The lodging situation if possible was even worse, dark and squalid rooms with sinister odors going at rates normally reserved for midrange hotels with aircon, cable, and hot water. “How are you charging these prices?” I asked a clerk with a wonky eye after he’d shown me a dank cave perfumed with bathroomy odors.
“People pay, sir. Other rooms are much worse.”
That much, sadly, was true: I was paying ten dollars a night for a dusty cot in a low, bare cell and a shared bath that invited scenes of prison rape. Truly, there were few bright spots. Taxi drivers were quoting outrageous fares to Padum amounting to hundreds of dollars, and nobody could (or would) tell me when the public bus would pass thru town on its way to my destination in the Zanskar Valley. Over my evening meal of painfully salty fried rice, eight local men gathered over my shoulder, not speaking but simply staring, watching with a kind of malignant curiosity as I ate. In the morning, a boy at the tea stall where I ordered coffee rudely seized my pen and tried to scrawl upon my notebook, and when I scolded him and snatched it back, he gave me a pointed, lingering, evil stare as he went to fetch (and probably spit into) my coffee. I gathered my belongings and walked out.

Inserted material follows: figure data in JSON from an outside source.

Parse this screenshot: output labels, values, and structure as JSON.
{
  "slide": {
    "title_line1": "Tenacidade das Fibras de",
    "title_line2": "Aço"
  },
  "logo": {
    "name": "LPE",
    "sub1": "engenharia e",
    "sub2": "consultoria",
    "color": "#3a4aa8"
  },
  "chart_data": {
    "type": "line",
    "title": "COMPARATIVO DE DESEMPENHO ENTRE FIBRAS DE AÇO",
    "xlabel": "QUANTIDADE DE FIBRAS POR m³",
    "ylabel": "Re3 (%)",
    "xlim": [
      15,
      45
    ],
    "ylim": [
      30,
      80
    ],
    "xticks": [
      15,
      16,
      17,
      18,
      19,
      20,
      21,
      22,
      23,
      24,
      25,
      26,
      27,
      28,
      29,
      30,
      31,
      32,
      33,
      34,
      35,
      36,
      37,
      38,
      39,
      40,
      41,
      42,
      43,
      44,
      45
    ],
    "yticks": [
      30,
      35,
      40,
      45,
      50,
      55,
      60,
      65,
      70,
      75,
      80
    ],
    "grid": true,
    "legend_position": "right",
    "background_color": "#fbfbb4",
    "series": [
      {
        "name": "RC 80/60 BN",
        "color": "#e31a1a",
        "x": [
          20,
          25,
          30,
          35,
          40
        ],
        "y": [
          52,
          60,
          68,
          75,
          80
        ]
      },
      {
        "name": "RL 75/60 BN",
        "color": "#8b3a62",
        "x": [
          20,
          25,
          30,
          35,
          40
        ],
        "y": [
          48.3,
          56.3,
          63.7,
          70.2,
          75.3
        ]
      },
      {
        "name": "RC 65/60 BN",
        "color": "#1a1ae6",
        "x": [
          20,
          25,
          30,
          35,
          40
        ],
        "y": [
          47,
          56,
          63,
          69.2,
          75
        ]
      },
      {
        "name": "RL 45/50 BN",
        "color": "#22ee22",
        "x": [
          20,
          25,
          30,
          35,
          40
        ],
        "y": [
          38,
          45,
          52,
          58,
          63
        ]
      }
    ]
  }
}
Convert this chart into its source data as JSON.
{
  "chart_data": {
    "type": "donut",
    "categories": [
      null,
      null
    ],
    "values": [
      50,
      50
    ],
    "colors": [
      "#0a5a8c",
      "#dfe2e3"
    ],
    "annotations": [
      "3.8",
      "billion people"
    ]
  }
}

I took it all as seasoning. Ultimately, there were few other choices, short of booking my ass on the first bus out of Kargil, whether it went where I was going or not. The evil town, the bad place, this zone of transit limbo inhabited by its shifty-eyed denizens — it was all part of an education, a hardening not gained thru happy times and sunny places. That night, in the weak yellow light of a single bare bulb, I sat in my underwear upon my dusty, lumpy cot, and thanked the gods of travel as sincerely as I could.